The global stock and bond markets have been volatile over the past three years due to a combination of reasons ranging from the pandemic and interest rate movements to Russia’s invasion of Ukraine, according to analysts.

“Markets were extremely volatile over the last few years, which contributed to the increase in MPF fund changes,” said Raymond Mok, assistant vice-president of investment strategy at KGI Asia, a Hong Kong-based securities firm.

Mok said most MPF members are retail investors, who are influenced more by emotional factors rather than professional analysis when changing their portfolios.

“They fear missing out on a massive bull market and may therefore add to risky equity positions and reduce those in bonds, which adds to their losses in the subsequent bear market,” Mok said. “When the pain of losses in the bear market is too much for them, they are likely to initiate stop loss-trades and switch back to bonds.”

More Hong Kong workers make voluntary contributions to MPF as returns shrink

The Mandatory Provident Fund Schemes Authority (MPFA), the local pensions regulator, urges members not to try and time the market.

“Switching MPF funds after a significant drop in the market may lead to a situation of ‘selling low, buying high’, turning short-term fluctuations into actual investment losses,” a spokeswoman of the MPFA said.

Besides market movements, fund switching may also have increased due to members working from home during the pandemic, according to Kenrick Chung, a director at Ben. Excellence Consultancy, an insurance broker in Hong Kong.

“Working at home might have given MPF members more time to look at economic news to make their investment choices,” he said.

The MPF is the government’s compulsory retirement scheme run by banks, insurers and fund companies that covers 4.7 million members in the city.

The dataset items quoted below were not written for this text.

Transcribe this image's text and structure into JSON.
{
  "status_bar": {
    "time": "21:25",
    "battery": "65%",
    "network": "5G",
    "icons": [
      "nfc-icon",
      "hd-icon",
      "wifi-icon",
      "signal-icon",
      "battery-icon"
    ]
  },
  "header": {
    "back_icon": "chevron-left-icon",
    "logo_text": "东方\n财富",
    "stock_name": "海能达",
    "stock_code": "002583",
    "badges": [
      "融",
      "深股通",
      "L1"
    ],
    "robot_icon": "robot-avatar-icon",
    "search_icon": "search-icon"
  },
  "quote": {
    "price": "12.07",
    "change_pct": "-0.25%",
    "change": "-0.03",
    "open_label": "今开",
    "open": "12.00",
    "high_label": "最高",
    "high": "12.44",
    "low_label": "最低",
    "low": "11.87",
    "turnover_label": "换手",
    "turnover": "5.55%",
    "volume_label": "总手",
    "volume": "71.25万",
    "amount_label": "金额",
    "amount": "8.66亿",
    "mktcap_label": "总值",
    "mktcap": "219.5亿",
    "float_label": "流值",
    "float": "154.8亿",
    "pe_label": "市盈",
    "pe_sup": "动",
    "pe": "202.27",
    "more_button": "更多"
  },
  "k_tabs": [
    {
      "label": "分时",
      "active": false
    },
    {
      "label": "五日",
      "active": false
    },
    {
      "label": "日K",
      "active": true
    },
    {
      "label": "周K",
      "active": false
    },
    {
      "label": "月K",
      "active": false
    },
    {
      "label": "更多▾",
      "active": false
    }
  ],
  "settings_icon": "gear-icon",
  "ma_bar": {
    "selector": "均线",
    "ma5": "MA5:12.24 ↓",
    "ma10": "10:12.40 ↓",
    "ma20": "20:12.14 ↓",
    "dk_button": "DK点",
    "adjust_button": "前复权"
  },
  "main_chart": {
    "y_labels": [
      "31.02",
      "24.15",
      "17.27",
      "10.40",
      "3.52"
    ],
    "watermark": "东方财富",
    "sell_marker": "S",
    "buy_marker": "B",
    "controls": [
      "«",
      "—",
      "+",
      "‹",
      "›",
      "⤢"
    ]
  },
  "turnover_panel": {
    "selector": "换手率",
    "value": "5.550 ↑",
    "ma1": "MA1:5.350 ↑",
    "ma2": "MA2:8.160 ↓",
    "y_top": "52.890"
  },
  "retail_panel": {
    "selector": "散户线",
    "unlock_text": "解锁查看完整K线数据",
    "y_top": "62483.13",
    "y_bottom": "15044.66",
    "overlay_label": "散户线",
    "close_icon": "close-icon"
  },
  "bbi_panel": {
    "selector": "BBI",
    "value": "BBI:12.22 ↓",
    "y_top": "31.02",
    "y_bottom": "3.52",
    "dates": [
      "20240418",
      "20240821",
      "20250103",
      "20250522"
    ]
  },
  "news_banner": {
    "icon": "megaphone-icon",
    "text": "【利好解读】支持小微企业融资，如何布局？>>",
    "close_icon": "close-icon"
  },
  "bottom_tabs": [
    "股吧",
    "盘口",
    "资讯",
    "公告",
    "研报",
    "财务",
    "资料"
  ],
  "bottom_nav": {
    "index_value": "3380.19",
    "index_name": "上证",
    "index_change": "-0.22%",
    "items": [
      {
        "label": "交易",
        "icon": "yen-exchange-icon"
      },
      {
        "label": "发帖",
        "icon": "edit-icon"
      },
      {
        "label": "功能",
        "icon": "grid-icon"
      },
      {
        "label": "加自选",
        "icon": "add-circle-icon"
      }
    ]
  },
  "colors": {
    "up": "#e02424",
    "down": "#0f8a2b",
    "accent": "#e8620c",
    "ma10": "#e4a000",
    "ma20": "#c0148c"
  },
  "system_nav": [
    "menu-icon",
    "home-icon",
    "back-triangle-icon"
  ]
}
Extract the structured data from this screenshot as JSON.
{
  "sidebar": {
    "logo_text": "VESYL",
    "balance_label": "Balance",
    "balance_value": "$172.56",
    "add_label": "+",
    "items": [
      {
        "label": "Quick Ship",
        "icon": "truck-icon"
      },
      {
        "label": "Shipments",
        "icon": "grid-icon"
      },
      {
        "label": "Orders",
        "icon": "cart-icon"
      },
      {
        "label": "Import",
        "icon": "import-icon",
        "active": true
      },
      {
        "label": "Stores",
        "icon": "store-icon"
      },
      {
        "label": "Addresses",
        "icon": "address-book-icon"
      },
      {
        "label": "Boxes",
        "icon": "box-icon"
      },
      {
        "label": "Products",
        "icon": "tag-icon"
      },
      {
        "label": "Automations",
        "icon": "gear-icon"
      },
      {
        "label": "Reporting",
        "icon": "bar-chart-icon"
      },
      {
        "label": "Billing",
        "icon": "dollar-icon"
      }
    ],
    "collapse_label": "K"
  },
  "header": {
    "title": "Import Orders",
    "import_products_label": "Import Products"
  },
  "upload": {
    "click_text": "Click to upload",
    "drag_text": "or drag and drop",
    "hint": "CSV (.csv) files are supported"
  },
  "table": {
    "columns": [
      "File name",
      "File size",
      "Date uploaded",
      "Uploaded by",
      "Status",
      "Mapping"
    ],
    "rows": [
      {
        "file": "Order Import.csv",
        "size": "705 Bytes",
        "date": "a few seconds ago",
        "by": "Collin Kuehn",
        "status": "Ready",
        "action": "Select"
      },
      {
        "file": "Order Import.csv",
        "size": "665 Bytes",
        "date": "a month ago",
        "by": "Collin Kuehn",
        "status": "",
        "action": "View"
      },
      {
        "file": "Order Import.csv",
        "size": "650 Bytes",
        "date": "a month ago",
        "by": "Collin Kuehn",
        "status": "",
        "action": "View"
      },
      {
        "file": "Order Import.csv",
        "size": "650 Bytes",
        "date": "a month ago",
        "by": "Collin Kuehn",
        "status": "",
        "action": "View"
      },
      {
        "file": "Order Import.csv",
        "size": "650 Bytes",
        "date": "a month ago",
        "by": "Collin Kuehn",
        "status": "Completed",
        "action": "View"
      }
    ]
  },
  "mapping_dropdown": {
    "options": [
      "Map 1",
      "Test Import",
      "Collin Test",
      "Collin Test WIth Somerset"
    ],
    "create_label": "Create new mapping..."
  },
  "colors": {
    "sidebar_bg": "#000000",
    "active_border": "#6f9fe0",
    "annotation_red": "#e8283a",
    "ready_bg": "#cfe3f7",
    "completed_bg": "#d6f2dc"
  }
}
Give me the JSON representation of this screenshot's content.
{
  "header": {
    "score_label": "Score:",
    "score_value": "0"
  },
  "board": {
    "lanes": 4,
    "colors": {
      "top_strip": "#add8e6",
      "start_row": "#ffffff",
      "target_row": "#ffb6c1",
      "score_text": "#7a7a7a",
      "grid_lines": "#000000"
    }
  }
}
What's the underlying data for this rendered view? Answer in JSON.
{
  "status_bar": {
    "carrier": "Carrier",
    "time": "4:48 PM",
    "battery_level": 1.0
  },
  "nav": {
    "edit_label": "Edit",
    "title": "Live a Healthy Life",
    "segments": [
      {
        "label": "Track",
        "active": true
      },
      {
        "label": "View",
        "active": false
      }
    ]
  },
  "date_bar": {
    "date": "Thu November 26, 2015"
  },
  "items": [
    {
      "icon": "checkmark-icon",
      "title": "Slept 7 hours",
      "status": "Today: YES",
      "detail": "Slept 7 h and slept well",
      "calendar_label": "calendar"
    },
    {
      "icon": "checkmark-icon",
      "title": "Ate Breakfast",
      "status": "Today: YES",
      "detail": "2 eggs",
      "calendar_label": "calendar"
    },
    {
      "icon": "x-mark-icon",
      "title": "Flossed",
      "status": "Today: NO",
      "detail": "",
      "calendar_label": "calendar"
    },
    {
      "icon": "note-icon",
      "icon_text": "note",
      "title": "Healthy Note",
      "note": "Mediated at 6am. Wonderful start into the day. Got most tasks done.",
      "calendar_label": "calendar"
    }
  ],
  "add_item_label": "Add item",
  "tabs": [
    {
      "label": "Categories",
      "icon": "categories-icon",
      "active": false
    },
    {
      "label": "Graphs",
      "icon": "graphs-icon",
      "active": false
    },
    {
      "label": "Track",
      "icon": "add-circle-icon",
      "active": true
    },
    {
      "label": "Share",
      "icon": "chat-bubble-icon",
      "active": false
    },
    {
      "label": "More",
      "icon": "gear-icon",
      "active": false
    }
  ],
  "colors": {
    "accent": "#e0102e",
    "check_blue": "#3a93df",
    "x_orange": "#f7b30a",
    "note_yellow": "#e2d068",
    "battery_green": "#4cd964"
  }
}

The scheme allows employers to choose the provider, but leaves the choice of how to invest contributions and fund switches to its members.

There are a total of 413 MPF investment funds under the scores of schemes, each of which has five to 10 fund choices for members to choose from.

The Manulife report also found Hong Kong investors tend to be home-biased, with over 40 per cent investing in Hong Kong and China-related equity funds.

This bias may have forced an unwise choice of investments with China and Hong Kong equity funds having recorded a loss of 4.6 per cent in the first half of the year, the worst performance among all categories of fund choices, according to data provided by MPF Ratings, an independent research firm. Concerns about slowing economic growth have hit these funds hard, it said.

The Mandatory Provident Fund Schemes Authority oversees the government’s compulsory retirement scheme that covers 4.7 million members in the city. Photo: Handout

Hong Kong’s benchmark Hang Seng Index declined 4.4 per cent in the first half of the year, while the CSI 300 index, which tracks the top 300 stocks in Shanghai and Shenzhen, lost 0.7 per cent.

In comparison, US stock funds were the best performers, gaining 15.9 per cent, followed by global equity funds at 13 per cent and European stock funds at 12.6 per cent, MPF Ratings data showed.

Members unfamiliar with investing might want to consider default investment strategy (DIS) funds, which swap investments between stocks and bonds according to the age of the employees, the MPFA spokeswoman said.

In the first half of this year, DIS funds reported an increase of 9.1 per cent for funds with higher exposure to equities and 4.1 per cent for those more focused on bonds, the MPF Ratings data showed.

“DIS [funds are] a low cost, well-diversified and ready-made long-term focused investment solution,” said Francis Chung, chairman of MPF Ratings, which showed members of late were increasingly turning to DIS funds, indicating their willingness to diversify their investments.